Re: [QUESTION] problems report: rcu_read_unlock_special() called in irq_exit() causes dead loop

From: Qi Xi
Date: Tue Jul 01 2025 - 05:21:06 EST


Hello everyone,

Friendly ping about this problem :)

Qi

On 2025/6/6 2:56, Joel Fernandes wrote:

On 6/4/2025 8:26 AM, Paul E. McKenney wrote:
Or just don't send subsequent self-IPIs if we just sent one for the
rdp. Chances are, if we did not get the scheduler's attention during
the first one, we may not in subsequent ones I think. Plus we do send
other IPIs already if the grace period was over extended (from the FQS
loop), maybe we can tweak that?
Thanks a lot for your reply. I think it's hard for me to fix this issue as
above without introducing new bugs. I barely understand the RCU code. But I'm
very glad to help test if you have any code modifiction need to. I have
the VM and the syskaller benchmark which can reproduce the problem.
Sure, I understand. This is already incredibly valuable so thank you again.
Will request for your testing help soon. I also have a test module now which
can sort-off reproduce this. Keep you posted!
Oh sorry I meant to ask - could you provide the full kernel log and also is
there a standalone reproducer syzcaller binary one can run to reproduce it in a VM?
Sorry, I communicate with the teams who maintain the syzkaller tools. He said
I can't send the syskaller binary out of the company. Sorry, but I can help to
reproduce. It's not complicate and not time consuming.

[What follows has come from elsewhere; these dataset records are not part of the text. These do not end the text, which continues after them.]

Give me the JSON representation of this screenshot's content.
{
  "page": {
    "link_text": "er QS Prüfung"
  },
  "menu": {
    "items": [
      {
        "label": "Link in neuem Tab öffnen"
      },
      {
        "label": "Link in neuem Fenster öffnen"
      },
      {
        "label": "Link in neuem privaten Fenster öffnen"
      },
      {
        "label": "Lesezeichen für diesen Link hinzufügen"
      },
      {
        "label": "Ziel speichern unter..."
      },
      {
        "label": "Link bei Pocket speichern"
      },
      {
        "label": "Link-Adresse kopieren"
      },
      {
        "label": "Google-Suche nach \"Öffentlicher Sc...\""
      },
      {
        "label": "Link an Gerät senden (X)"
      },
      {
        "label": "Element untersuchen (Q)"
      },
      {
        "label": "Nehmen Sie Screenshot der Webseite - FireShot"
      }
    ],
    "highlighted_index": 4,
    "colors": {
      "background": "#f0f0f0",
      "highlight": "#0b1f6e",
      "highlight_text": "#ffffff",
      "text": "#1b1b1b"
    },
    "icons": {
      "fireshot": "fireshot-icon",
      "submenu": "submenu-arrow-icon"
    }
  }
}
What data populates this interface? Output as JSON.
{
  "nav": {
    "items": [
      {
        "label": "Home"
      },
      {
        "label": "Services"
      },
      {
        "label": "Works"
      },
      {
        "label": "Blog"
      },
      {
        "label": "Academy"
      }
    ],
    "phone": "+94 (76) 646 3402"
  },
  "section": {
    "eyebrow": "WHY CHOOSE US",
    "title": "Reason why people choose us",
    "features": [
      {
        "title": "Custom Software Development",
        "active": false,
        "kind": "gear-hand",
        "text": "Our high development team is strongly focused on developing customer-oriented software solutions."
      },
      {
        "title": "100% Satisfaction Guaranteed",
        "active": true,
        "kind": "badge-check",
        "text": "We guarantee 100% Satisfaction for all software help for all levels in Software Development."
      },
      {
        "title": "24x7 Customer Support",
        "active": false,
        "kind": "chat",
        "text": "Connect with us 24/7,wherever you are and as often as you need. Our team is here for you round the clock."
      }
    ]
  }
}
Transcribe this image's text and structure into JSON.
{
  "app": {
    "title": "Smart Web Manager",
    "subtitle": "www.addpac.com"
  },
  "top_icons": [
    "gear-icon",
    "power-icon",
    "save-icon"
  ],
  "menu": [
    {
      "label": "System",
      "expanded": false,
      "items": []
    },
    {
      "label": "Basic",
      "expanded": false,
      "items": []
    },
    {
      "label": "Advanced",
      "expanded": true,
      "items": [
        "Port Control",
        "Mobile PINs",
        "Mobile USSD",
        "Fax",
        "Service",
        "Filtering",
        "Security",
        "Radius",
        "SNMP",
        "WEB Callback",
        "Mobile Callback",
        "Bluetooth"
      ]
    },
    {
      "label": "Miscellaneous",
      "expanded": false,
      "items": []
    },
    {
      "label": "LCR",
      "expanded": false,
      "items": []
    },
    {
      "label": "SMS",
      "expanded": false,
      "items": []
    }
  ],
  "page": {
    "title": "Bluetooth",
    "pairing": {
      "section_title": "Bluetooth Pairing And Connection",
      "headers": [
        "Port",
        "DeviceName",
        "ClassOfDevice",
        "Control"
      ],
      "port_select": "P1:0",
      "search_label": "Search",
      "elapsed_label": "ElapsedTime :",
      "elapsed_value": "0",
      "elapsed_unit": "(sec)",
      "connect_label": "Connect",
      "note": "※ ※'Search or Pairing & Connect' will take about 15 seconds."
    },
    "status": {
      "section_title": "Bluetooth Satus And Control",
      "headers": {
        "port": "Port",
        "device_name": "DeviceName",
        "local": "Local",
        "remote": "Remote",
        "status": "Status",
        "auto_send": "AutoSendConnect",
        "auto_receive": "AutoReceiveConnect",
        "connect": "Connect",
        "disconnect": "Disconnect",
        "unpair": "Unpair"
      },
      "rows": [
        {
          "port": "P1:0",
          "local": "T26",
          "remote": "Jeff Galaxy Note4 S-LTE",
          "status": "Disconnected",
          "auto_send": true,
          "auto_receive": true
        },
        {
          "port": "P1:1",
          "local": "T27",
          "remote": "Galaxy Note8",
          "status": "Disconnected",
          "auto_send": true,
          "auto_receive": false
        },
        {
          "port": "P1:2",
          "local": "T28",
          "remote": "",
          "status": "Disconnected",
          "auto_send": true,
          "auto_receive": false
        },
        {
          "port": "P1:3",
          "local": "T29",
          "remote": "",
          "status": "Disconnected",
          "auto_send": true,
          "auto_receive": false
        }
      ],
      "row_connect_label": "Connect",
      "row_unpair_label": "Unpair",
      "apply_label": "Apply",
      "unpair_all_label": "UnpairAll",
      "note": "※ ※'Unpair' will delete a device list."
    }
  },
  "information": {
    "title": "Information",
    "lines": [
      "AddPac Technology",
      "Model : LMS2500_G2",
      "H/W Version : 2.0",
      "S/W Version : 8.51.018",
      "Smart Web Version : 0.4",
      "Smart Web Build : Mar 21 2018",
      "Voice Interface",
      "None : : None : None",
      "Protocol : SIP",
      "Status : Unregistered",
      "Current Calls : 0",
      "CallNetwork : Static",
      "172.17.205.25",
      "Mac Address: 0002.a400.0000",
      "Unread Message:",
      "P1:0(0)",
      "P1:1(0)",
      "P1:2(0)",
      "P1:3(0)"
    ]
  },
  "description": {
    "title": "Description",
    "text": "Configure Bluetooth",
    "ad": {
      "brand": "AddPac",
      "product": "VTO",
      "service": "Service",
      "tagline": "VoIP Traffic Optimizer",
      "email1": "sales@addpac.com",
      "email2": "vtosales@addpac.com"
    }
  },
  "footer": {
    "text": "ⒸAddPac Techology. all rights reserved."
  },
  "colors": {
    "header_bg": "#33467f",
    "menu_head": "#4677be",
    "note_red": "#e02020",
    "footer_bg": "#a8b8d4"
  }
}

I found the origin log which use kernel v6.6. But it's not complete.
Then I reprouce the problem using the latest kernel.
Both logs are attached as attachments.

Looking at both the v6.6 version and Joel's fix, I am forced to conclude
that this bug has been there for a very long time. Thank you for your
testing efforts and Joel for the fix!
Thanks. I am still working on polishing the fix Xiongfeng tested. I hope to have
it out next week for review. As we discussed I will split the context-tracking
API into a separate patch and will also add a separate documentation
comment-patch on why we need the irq_work.

thanks,

- Joel